Récemment, nous avons travaillé avec mes étudiants en analyse de contenus sur une vidéo de Frédéric Beigbeder et de François Bon qui débattent autour de l’opportunité du livre numérique. Je me sens bien sûr beaucoup plus proche des arguments de François Bon, mais comme Frédéric Beigbeder m’est sympathique (ne me demandez pas pourquoi, j’en sais rien… si ce n’est que ce qui est certain, c’est que je préfère le Frédéric au Charles), j’ai eu envie d’écrire ce billet.
 

Frédéric Beigbeder face à François Bon: le… par LEXPRESS
L’attitude de Beigbeder est celle d’un résistant à une forme de changement qu’il sait inéluctable, mais c’est par pur plaisir qu’il continue à défendre un ancien régime, lui qui ne sait plus s’il doit être tantôt bourgeois tantôt communiste. Cette résistance face au changement prend la forme d’une sorte d’esthétique du papier, volontairement mythifiée, mais qui lui apparaît salvatrice face à l’uniformisation des pratiques, notamment celles de la nourriture et des loisirs qu’il se plaît à observer et dénoncer dans ces romans semi ou totalement autobiographiques. Car Beigbeder est depuis longtemps numérique et numérisé. Il est fréquemment sur les plateaux tv qui fonctionnent sur des dispositifs et technologiques de plus en plus numériques depuis leur conception jusqu’à leur diffusion.
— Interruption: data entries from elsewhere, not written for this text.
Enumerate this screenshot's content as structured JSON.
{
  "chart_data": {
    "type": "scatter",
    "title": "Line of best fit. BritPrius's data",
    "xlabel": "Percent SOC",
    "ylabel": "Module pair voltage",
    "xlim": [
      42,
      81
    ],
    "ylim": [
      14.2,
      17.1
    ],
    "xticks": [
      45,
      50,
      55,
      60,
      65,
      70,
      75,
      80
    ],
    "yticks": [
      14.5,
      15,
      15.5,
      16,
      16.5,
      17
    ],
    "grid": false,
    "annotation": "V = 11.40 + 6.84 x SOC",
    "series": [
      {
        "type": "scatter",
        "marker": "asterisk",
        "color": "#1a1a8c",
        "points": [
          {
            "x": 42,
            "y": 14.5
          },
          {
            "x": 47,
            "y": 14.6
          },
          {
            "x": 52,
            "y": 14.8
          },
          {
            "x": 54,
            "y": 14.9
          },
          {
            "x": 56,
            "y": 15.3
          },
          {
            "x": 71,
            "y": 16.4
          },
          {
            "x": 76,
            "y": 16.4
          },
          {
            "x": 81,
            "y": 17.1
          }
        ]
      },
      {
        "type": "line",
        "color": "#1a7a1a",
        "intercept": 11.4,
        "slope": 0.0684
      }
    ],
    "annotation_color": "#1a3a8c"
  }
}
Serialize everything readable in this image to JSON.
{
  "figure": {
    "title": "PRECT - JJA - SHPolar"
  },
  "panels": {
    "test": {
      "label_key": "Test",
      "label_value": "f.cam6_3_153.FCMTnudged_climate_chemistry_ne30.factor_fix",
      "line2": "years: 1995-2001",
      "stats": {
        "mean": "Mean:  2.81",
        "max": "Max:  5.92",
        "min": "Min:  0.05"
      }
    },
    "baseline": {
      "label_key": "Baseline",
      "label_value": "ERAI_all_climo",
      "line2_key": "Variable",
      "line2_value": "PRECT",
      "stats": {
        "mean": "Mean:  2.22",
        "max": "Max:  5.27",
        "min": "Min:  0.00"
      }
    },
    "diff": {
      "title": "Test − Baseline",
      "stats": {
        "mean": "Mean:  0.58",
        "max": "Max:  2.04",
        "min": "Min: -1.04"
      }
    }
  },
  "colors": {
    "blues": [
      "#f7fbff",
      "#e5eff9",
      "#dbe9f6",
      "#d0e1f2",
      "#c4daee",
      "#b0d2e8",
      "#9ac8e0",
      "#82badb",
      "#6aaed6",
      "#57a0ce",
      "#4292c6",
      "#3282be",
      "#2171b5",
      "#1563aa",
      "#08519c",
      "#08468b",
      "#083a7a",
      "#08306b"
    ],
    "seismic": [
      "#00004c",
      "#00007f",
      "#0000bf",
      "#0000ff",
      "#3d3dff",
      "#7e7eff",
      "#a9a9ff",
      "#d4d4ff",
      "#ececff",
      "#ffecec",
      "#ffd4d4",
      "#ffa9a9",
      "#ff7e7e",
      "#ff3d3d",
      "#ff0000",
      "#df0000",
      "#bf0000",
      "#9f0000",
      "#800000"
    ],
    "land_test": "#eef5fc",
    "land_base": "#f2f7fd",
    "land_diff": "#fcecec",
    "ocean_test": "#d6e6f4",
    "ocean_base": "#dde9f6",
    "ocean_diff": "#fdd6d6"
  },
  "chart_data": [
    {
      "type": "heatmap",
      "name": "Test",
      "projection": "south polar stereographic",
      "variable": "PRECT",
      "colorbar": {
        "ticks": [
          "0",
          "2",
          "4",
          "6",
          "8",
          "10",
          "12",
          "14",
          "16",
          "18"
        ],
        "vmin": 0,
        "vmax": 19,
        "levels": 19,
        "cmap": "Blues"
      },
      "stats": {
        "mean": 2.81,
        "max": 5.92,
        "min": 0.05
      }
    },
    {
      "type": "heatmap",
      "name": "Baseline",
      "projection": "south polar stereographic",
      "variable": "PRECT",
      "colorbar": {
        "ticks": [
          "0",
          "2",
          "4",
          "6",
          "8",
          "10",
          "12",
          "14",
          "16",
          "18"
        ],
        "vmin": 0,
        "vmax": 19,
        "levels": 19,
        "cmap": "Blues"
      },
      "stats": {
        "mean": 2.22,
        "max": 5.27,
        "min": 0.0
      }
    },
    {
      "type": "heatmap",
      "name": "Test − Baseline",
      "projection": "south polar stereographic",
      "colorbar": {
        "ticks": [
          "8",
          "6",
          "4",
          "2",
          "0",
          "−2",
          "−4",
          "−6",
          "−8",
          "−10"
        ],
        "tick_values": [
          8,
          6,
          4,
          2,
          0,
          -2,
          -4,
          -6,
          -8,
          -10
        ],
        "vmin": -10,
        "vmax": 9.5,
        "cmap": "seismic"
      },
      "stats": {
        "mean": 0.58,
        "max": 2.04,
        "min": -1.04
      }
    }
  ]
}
Certes, mais il s’agit de la sphère du spectacle et la littérature est autre chose, au point d’ailleurs que la publicité pour des livres est interdite en France à la télévision… Alors, pourquoi Beigbeder veut faire de la littérature, un hors-là du numérique ? Cette position est celle du dilettante, de celui qui se complaît dans une contemplation autodestructrice, contradictoire et absurde. C’est de la pataphysique, là où Beigbeder reste coincé entre deux mondes, alors qu’il lui suffirait d’être steampunk pour être heureux.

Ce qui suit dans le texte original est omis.